Stories

Service September: Being Integral and Indispensable to Communities

Eighteen community centers and six residences serving under-resourced families benefited from DPR’s commitment to communities during the organization’s fourth annual “Service September.” Every September, DPR challenges all offices to participate in a least one community initiative project focused on facility construction and renovation for organizations that serve under-resourced families in the communities where we work. We call these types of projects Pillar 1 of DPR’s Community Initiative vision.

Volunteers stretch before starting work at Second Story.

While DPR employees actively volunteer year-round, we like to join forces nationwide to see how much we can accomplish in a single month. This year’s projects helped 24 organizations—with 3,500 work hours, the work represents about 25 percent of the volunteer construction work we will do in 2018. Following are three of the many projects completed this September:

Second Story Community Center Renovation

In Reston, Virginia, more than 40 DPR volunteers renovated Second Story Community Center, one of the DPR Foundation’s grant recipients and community partners since 2017. This vital community service organization provides emergency shelter and long-term housing for teen mothers; after school programs for neighborhood kids; free healthcare and other needed services for community residents. Over 860 adults were served by the center this year, as well as 40 kids who use the center each day after school.

Seeing a facility in dire need of renovation, DPR enlisted the help of three subcontractors who contributed new flooring, lighting, and a new awning. The DPR team contributed at least $10,000 in materials along with numerous volunteer hours from DPR SPW and administrative employees, who joined together September 15-17 to undertake the hands-on renovation work. Volunteers completed an array of tasks, including cleaning, painting, drywall work, hardware installation, replacing a toilet and more. They installed new art and furniture to make the community center a more welcoming and safer place to gather, as well.

Second Story provides after school programs for neighborhood kids.
Second Story provides after school programs for neighborhood kids.
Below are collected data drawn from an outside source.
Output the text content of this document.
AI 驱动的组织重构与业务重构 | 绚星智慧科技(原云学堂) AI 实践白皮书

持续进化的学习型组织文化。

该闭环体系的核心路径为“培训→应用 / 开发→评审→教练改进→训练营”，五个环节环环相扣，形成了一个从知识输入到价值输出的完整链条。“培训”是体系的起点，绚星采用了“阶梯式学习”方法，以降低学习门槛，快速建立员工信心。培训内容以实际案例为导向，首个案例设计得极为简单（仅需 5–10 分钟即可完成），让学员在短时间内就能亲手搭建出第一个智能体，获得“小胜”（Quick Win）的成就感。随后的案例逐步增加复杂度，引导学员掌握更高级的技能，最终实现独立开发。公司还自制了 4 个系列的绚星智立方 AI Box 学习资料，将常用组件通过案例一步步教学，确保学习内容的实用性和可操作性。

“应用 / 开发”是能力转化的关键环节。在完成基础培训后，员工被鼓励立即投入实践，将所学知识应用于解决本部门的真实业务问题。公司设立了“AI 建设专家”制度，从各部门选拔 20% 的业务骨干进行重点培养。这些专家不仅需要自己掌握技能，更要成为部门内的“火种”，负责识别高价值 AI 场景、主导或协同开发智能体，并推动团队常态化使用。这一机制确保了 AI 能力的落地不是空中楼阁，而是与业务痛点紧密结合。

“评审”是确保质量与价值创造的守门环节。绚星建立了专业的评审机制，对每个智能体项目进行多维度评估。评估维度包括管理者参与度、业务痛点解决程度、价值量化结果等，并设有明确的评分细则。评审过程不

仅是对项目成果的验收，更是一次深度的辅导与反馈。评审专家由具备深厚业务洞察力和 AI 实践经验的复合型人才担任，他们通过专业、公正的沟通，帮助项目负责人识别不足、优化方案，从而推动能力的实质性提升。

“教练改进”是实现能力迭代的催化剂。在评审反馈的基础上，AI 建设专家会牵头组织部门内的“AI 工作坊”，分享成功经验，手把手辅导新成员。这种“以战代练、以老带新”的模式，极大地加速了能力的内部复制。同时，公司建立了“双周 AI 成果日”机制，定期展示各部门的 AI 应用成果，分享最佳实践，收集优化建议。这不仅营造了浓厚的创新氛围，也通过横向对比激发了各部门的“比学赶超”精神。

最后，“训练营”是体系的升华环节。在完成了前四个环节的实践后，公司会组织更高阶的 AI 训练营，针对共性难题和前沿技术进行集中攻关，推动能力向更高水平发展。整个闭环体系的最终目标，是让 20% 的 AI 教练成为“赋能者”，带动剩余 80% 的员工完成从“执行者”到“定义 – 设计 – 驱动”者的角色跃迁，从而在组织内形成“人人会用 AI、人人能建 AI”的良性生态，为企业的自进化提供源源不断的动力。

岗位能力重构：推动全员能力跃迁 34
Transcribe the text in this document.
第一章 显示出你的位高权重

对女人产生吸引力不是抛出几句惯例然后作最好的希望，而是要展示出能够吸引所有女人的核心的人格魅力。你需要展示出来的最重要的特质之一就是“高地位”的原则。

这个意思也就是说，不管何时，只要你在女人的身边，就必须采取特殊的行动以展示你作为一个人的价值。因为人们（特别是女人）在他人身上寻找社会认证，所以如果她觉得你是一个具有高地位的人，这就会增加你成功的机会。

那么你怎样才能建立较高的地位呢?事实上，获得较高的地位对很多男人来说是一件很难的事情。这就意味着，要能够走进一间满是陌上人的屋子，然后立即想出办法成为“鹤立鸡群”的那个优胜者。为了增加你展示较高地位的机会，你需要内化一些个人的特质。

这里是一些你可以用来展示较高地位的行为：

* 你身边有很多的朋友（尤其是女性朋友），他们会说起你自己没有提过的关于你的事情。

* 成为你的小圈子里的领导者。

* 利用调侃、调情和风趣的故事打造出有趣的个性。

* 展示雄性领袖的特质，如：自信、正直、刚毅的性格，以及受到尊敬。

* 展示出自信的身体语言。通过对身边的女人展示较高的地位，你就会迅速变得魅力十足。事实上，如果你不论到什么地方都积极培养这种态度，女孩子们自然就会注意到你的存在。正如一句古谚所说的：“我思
“People are very motivated to get to do hands-on building for this important community organization,” said DPR’s Stacy Groomes, a coordinator of the Service September project. “Second Story has a lot of goals that DPR wants to help them achieve. It is personally rewarding to get them to a place where they are operationally functioning really well.” The enthusiasm of so many employees eager to volunteer is what truly made this project a success.

Pendleton Place Facility Repairs

In Greenville, South Carolina, more than a dozen DPR employees volunteered to help with a renovation project for new community partner, Pendleton Place. The organization serves at risk youth and families in the community. Renovation work included repairs to the Smith House on the organization’s campus, which houses and provides services for teenage girls and women in their early 20s who are aging out of foster care.

Volunteers performed various types of work to make Pendleton Place more livable, including replacing an old basketball hoop.

DPR’s Brandon Scott, who serves on the board of Pendleton Place, organized the community initiative project, which utilized DPR’s core building skills to make much-needed improvements to the residence that houses up to 10 young women. Working over two shifts on September 21, volunteers completed a laundry list of repairs, including: gutter repairs, cabinet work, brick work repair, landscaping, and other work designed to make the residential facility more livable. In the future, DPR plans to enlist trade partners to assist with a bathroom remodel.

“Being able to see people who are struggling because of their life circumstances and help contribute to a better lifestyle fuels that personal satisfaction for helping,” Scott commented. “And for DPR, we’re relatively new to this market, so being integral and indispensable to our neighbors helps show we’re engaged in something that is making a difference beyond the construction industry in this community.”

Volunteers removed fencing from the front of Pendelton Place and rebuilt it to give better access to the facility.

Dover Boys & Girls Club Repairs

In a rural, agricultural region east of Tampa, Florida, DPR took on a Service September project at the Dover Boys & Girls Club the weekend of September 21-22. DPR’s awareness of the Dover Club and its many facility and funding needs came as a direct result of Hurricane Irma last year, when DPR donated several hundred cases of water to the facility. Less visible than some of the other Boys & Girls Clubs in the city of Tampa that DPR has already partnered with in the past, the Dover Boys & Girls Club primarily serves Hispanic, low income migrant families. A vital resource for those families, the Dover Club, in many cases, provides the only hot meal some of those kids receive each day.

When DPR’s Brandon Facini met with the director, he saw that the facility needed significant repairs. After taking an inventory of the most pressing and future needs, about 20 volunteers came together and contributed well over 100 hours painting the club’s computer room and large portions of the 20 picnic tables (the rest will be painted later) and performing a host of landscaping improvements to spruce up the facility, among other things.

A strong joining of forces between craft and administrative employees, who normally don’t work together, made a difference on this project. “It was a great showing by our employees, and a great way to come together and interact internally while also giving back,” Brandon said. “We are happy to be making an impact in the lives of the members of the Boys & Girls Clubs around the Tampa area.”

DPR employees, who often don't work together, were able to come together internally, while also giving back to the community at Dover Boys & Girls Club.